When I got the spam message and was frankly baffled, I contacted the organization through which I had that email address, and they said that someone had posted lists of tons of assorted username/password pairs online. Which I guess means "change your passwords more than every 10 years" or something like that?


KC - yep, same here. I was briefly confused that they thought I would be in front of my computer AND pleasuring mayself at the same time, then I remembered videos.


Mine didn't try to spell masturbating or any other "naughty words" and hence were clearer about the theoretical webcam videos of "getting excited" being tied to the records of the embarrassing websites visited at that time (which they threatened, of course, to publish simultaneously, because people would be So Shocked).

But yes. A specific target audience, and one that does not include me. While normally it's nice to be included, I think with spam/phishing/blackmail target audiences, I'd rather be out in the cold...


KC - I only worry that they'll become more sophisticated just in time for me to get old and more vulnerable to scams.


If it's any relief, some of the phishing scams actually aim their initial contact letters to *be* suspicious - that way, they only net people who are really gullible enough to be more likely to follow through with the rest of the process. So there's that. But yes, it is worrying.

The thing that gets me the most is the downgrade in professionalism from real companies (banks, etc.) in their communications and communications methods; I've gotten messages from real organizations which reflexively ticked my "oh, this is spam" boxes: not from the "right" domain name; mucked-up formatting; Click This Link! without the link text; Click This Link! with URL-shortener pass-throughs. Like, no. Please do not make the scammers' jobs easier by discarding your credentials...
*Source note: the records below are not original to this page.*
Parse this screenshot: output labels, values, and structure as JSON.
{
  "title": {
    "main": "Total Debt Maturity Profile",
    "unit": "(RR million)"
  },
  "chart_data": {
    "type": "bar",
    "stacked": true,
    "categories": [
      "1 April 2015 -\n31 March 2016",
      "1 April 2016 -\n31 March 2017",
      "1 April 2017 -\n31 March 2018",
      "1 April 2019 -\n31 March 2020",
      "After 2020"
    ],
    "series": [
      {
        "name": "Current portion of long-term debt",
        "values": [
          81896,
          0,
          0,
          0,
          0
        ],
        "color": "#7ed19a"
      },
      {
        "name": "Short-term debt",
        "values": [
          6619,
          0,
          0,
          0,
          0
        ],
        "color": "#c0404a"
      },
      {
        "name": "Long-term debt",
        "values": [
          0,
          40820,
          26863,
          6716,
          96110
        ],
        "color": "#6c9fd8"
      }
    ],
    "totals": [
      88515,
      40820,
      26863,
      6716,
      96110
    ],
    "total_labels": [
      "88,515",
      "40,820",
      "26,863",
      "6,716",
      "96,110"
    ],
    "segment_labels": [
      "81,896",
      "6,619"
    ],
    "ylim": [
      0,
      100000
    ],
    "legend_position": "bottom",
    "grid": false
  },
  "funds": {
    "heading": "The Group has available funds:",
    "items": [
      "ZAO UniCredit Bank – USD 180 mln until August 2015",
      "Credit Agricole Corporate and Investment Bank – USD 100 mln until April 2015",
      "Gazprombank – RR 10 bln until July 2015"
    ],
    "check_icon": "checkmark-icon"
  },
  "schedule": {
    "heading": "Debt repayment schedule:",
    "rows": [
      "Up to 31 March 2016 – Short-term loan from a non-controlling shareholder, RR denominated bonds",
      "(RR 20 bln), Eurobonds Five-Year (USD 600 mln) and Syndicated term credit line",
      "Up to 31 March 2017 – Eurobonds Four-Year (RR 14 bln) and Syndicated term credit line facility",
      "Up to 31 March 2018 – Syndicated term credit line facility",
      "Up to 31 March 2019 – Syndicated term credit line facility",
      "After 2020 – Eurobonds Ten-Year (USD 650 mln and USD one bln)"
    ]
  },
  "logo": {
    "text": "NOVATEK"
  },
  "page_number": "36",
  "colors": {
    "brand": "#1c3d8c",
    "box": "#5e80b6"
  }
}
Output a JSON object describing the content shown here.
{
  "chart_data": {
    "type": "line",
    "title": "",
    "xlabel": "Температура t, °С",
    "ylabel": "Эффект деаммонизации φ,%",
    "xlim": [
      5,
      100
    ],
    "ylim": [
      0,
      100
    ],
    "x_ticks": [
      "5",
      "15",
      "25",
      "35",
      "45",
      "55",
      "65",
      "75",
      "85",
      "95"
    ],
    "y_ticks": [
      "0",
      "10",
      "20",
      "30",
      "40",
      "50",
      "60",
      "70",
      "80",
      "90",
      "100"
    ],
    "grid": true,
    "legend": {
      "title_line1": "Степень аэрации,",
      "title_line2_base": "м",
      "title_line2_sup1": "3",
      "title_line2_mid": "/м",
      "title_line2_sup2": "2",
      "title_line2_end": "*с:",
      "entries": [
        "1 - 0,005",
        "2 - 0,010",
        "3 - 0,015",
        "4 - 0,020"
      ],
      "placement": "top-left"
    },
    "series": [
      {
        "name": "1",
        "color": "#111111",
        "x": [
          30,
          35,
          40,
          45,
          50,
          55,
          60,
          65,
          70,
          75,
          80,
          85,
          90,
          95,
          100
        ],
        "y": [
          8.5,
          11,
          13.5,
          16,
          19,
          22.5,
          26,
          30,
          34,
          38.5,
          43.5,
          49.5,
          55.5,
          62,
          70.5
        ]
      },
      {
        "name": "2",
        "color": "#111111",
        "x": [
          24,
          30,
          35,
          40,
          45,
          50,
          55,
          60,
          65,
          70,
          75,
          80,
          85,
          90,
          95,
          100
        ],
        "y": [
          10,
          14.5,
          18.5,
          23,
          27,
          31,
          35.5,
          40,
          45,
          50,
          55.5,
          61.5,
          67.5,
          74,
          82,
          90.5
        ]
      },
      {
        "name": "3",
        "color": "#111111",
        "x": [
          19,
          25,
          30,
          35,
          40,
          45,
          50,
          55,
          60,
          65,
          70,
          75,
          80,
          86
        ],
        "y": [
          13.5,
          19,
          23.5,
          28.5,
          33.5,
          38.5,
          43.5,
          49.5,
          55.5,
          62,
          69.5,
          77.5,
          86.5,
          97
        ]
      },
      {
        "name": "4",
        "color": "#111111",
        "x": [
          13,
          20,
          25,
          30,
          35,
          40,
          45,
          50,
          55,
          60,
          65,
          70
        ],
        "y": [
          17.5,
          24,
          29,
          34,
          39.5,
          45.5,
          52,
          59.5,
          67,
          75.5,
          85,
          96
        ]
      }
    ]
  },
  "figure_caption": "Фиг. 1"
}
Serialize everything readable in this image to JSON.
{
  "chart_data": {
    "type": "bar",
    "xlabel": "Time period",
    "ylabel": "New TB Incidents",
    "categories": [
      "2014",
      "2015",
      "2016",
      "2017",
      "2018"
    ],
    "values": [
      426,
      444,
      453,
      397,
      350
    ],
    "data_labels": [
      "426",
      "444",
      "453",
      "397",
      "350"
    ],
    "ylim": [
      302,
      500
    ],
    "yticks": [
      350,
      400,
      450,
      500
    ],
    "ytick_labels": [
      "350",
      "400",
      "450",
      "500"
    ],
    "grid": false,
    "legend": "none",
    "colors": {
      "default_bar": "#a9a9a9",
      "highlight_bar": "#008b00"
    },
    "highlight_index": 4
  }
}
KC - Or when you look at the html and see the sender field for the Bank of America email is “chad52832@gmail” etc


Yeaaah. Always confidence-inspiring, that. (that's what I was referring to with domain name, and even though domain names can be spoofed in emails so it's not a 100% guarantee even if it looks like it's from the right domain name, real businesses really ought to send their real email from their own domain name rather than from Chad's personal account or marketing-proz.com or whatever.)


KC - I generally ignore any email I get from all businesses, anyway. If you’re a business you need to leave me a voicemail with a phone number I can cross-check on the Internet.